Evaluation of lipid sources and emulsifier addition on fat digestion of yellow-feathered broilers.

This study evaluated the effect of an emulsifier on the energetic values of lipids fed to yellow-feathered chickens and established prediction equations for the metabolizable energy (ME) of lipids fed with and without an emulsifier. One hundred and ninety-two Chinese yellow-feathered roosters [Wen's Yellow A; initial body weight (BW) = 2.37 ± 0.33 kg] were individually weighed, divided into four BW blocks, and randomly assigned within block to the 16 dietary treatments with replicates of three roosters. The diets consisted of a corn basal diet or the basal diet supplemented with 8% of corn oil (CO), soybean oil (SO), cottonseed oil (CSO), rice bran oil (RBO), palm oil (PO), modified palm oil (MPO), or lard were evaluated with or without an emulsifier (0.02% of diet) in an 8 × 2 factorial arrangement. Diets were fed for 8 d, with 4 d for adaptation to diets and another 4 d for excreta collection. There was an interaction between lipid sources and emulsifier on ME (apparent ME and N-corrected apparent ME) of the lipids (P < 0.05). Addition of 0.02% emulsifier had no effect on the ME of CO, SO, PO, or lard, but reduced the ME of CSO (P < 0.05) and MPO (P < 0.05), and tended to increase the ME of RBO (0.05 ≤ P < 0.10). There was a quadratic relationship between ME and concentration of stearic (C18:0) (P < 0.05) or linoleic acid (C18:2) (0.05 ≤ P < 0.10), and a linear function between ME and concentration of oleic acid (C18:1) or monounsaturated fatty acids (P < 0.05) in diets without emulsifier. The ME of lipids could be predicted by the concentration of C18:0 with C18:1 or with monounsaturated fatty acid without an emulsifier. With an emulsifier, the ME concentration was affected linearly by the concentration of myristic acid (C14:0), palmitic acid (C16:0), C18:2, polyunsaturated fatty acids, unsaturated fatty acids, saturated fatty acids, and the ratio of unsaturated to saturated fatty acids (U:S) (P < 0.05). Prediction equations for the ME of lipid were established on the content of C18:0, C16:0, C14:0, SFA, and U:S. These results indicated that the ME of RBO is positively affected by emulsifiers, but the ME of CSO and MPO declines with emulsifiers. These inconsistent results may be influenced by the relationship between ME and concentration of fatty acid across sources of dietary lipids.

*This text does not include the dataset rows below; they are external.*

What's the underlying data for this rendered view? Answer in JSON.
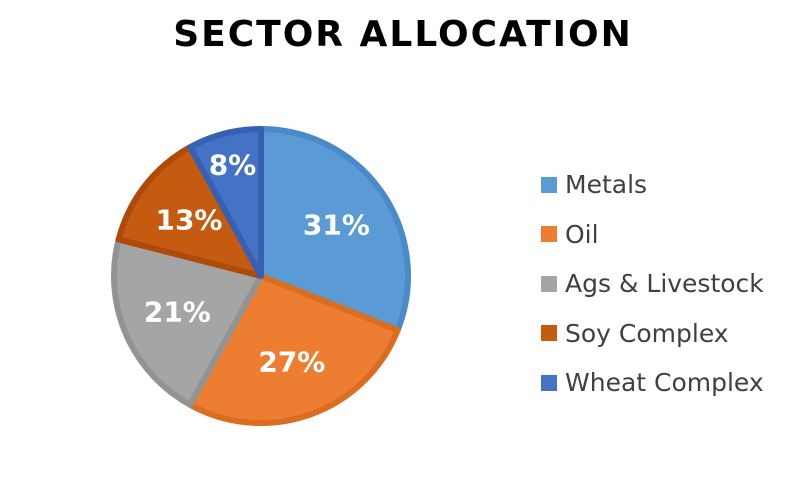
{
  "chart_data": {
    "type": "pie",
    "title": "SECTOR ALLOCATION",
    "categories": [
      "Metals",
      "Oil",
      "Ags & Livestock",
      "Soy Complex",
      "Wheat Complex"
    ],
    "values": [
      31,
      27,
      21,
      13,
      8
    ],
    "labels": [
      "31%",
      "27%",
      "21%",
      "13%",
      "8%"
    ],
    "colors": [
      "#5b9bd5",
      "#ed7d31",
      "#a5a5a5",
      "#c55a11",
      "#4472c4"
    ],
    "border_colors": [
      "#4a8ac8",
      "#d96d22",
      "#939393",
      "#ae4b0a",
      "#3660b2"
    ],
    "legend_position": "right",
    "start_angle_deg": 0,
    "direction": "clockwise"
  },
  "legend": {
    "items": [
      {
        "label": "Metals",
        "color": "#5b9bd5"
      },
      {
        "label": "Oil",
        "color": "#ed7d31"
      },
      {
        "label": "Ags & Livestock",
        "color": "#a5a5a5"
      },
      {
        "label": "Soy Complex",
        "color": "#c55a11"
      },
      {
        "label": "Wheat Complex",
        "color": "#4472c4"
      }
    ]
  }
}
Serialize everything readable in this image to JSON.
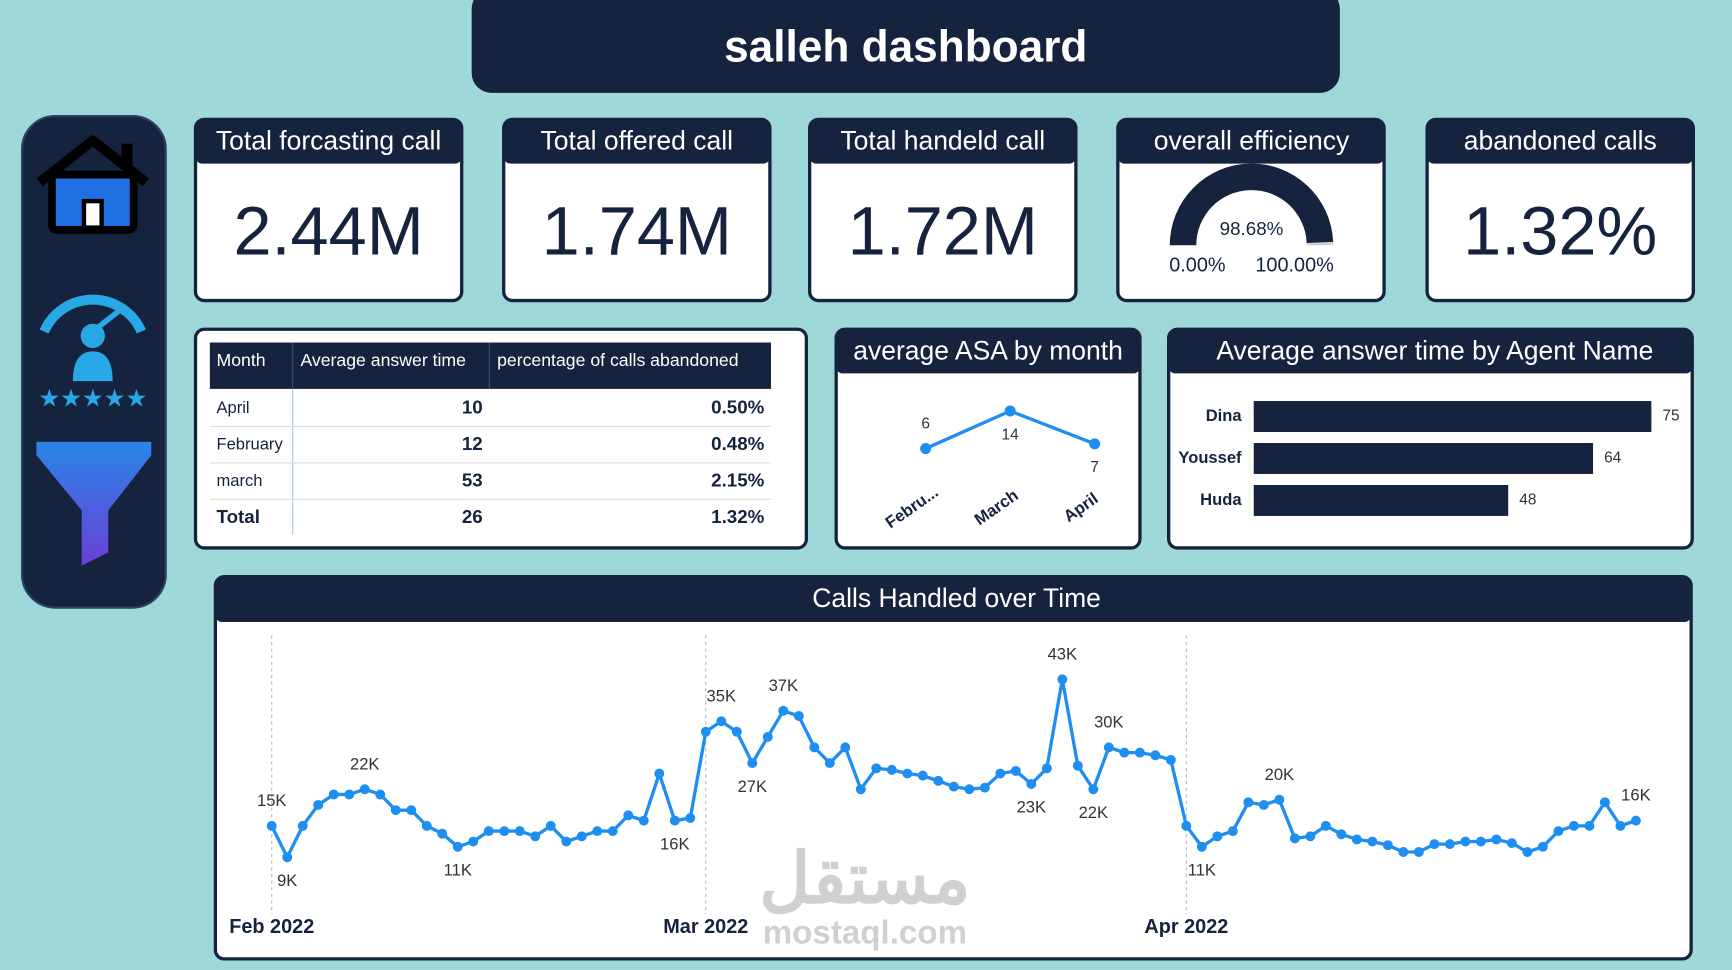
{
  "header": {
    "title": "salleh dashboard"
  },
  "kpis": [
    {
      "title": "Total forcasting call",
      "value": "2.44M"
    },
    {
      "title": "Total offered call",
      "value": "1.74M"
    },
    {
      "title": "Total handeld call",
      "value": "1.72M"
    },
    {
      "title": "abandoned calls",
      "value": "1.32%"
    }
  ],
  "table": {
    "columns": [
      "Month",
      "Average answer time",
      "percentage of calls abandoned"
    ],
    "rows": [
      [
        "April",
        10,
        "0.50%"
      ],
      [
        "February",
        12,
        "0.48%"
      ],
      [
        "march",
        53,
        "2.15%"
      ]
    ],
    "total": [
      "Total",
      26,
      "1.32%"
    ]
  },
  "chart_data": [
    {
      "type": "gauge",
      "title": "overall efficiency",
      "value": 98.68,
      "value_label": "98.68%",
      "range": [
        {
          "value": 0,
          "label": "0.00%"
        },
        {
          "value": 100,
          "label": "100.00%"
        }
      ],
      "color": "#15233f"
    },
    {
      "type": "line",
      "title": "average ASA by month",
      "categories": [
        "Febru...",
        "March",
        "April"
      ],
      "values": [
        6,
        14,
        7
      ],
      "color": "#1f8ef1"
    },
    {
      "type": "barh",
      "title": "Average answer time by Agent Name",
      "categories": [
        "Dina",
        "Youssef",
        "Huda"
      ],
      "values": [
        75,
        64,
        48
      ],
      "color": "#15233f"
    },
    {
      "type": "line",
      "title": "Calls Handled over Time",
      "color": "#1f8ef1",
      "grid": true,
      "categories": [
        "Feb 2022",
        null,
        null,
        null,
        null,
        null,
        null,
        null,
        null,
        null,
        null,
        null,
        null,
        null,
        null,
        null,
        null,
        null,
        null,
        null,
        null,
        null,
        null,
        null,
        null,
        null,
        null,
        null,
        "Mar 2022",
        null,
        null,
        null,
        null,
        null,
        null,
        null,
        null,
        null,
        null,
        null,
        null,
        null,
        null,
        null,
        null,
        null,
        null,
        null,
        null,
        null,
        null,
        null,
        null,
        null,
        null,
        null,
        null,
        null,
        null,
        "Apr 2022",
        null,
        null,
        null,
        null,
        null,
        null,
        null,
        null,
        null,
        null,
        null,
        null,
        null,
        null,
        null,
        null,
        null,
        null,
        null,
        null,
        null,
        null,
        null,
        null,
        null,
        null,
        null,
        null,
        null
      ],
      "values": [
        15000,
        9000,
        15000,
        19000,
        21000,
        21000,
        22000,
        21000,
        18000,
        18000,
        15000,
        13500,
        11000,
        12000,
        14000,
        14000,
        14000,
        13000,
        15000,
        12000,
        13000,
        14000,
        14000,
        17000,
        16000,
        25000,
        16000,
        16500,
        33000,
        35000,
        33000,
        27000,
        32000,
        37000,
        36000,
        30000,
        27000,
        30000,
        22000,
        26000,
        25700,
        25000,
        24600,
        23600,
        22500,
        22000,
        22300,
        25000,
        25500,
        23000,
        26000,
        43000,
        26500,
        22000,
        30000,
        29000,
        29000,
        28500,
        27600,
        15000,
        11000,
        13000,
        14000,
        19500,
        19000,
        20000,
        12600,
        13000,
        15000,
        13400,
        12400,
        12000,
        11300,
        10000,
        10000,
        11500,
        11500,
        12000,
        12000,
        12400,
        11700,
        10000,
        11000,
        14000,
        15000,
        15000,
        19500,
        15000,
        16000
      ],
      "value_labels": [
        "15K",
        "9K",
        null,
        null,
        null,
        null,
        "22K",
        null,
        null,
        null,
        null,
        null,
        "11K",
        null,
        null,
        null,
        null,
        null,
        null,
        null,
        null,
        null,
        null,
        null,
        null,
        null,
        "16K",
        null,
        null,
        "35K",
        null,
        "27K",
        null,
        "37K",
        null,
        null,
        null,
        null,
        null,
        null,
        null,
        null,
        null,
        null,
        null,
        null,
        null,
        null,
        null,
        "23K",
        null,
        "43K",
        null,
        "22K",
        "30K",
        null,
        null,
        null,
        null,
        null,
        "11K",
        null,
        null,
        null,
        null,
        "20K",
        null,
        null,
        null,
        null,
        null,
        null,
        null,
        null,
        null,
        null,
        null,
        null,
        null,
        null,
        null,
        null,
        null,
        null,
        null,
        null,
        null,
        null,
        "16K"
      ]
    }
  ],
  "watermark": {
    "arabic": "مستقل",
    "latin": "mostaql.com"
  }
}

Considering that commercial diets generally contain 3% to 8% added lipids to provide up to 20% metabolizable energy (ME) in broiler diets, the addition of emulsifier in diets was believed to improve the digestibility of fat. In this experiment, seven sources of lipid with or without emulsifier addition were evaluated for ME in yellow-feathered broilers. Without emulsifier addition, ME values were observed highest for cottonseed oil [4,129 kcal/kg∙ dry matter (DM)] and lowest for rice bran oil (4,036 kcal/kg∙DM) and lard (4,015 kcal/kg∙DM). With emulsifier addition, ME values were highest for soybean oil (4,177 kcal/kg∙DM) and lowest for modified palm oil (4,059 kcal/kg∙DM) and lard (4,024 kcal/kg∙DM). The emulsifier has a positive effect on the ME of rice bran oil, but the ME of cottonseed oil and modified palm oil declines with the addition of emulsifiers. These inconsistent results may be influenced by the relationship between ME and concentration of fatty acids across sources of dietary lipids. Lipids with high concentrations of unsaturated fatty acids are more easily emulsified and better digested than those rich in saturated fatty acids. Additionally, the concentration of C18:0 and C18:1 in lipids contributed to the main variance of ME prediction equation.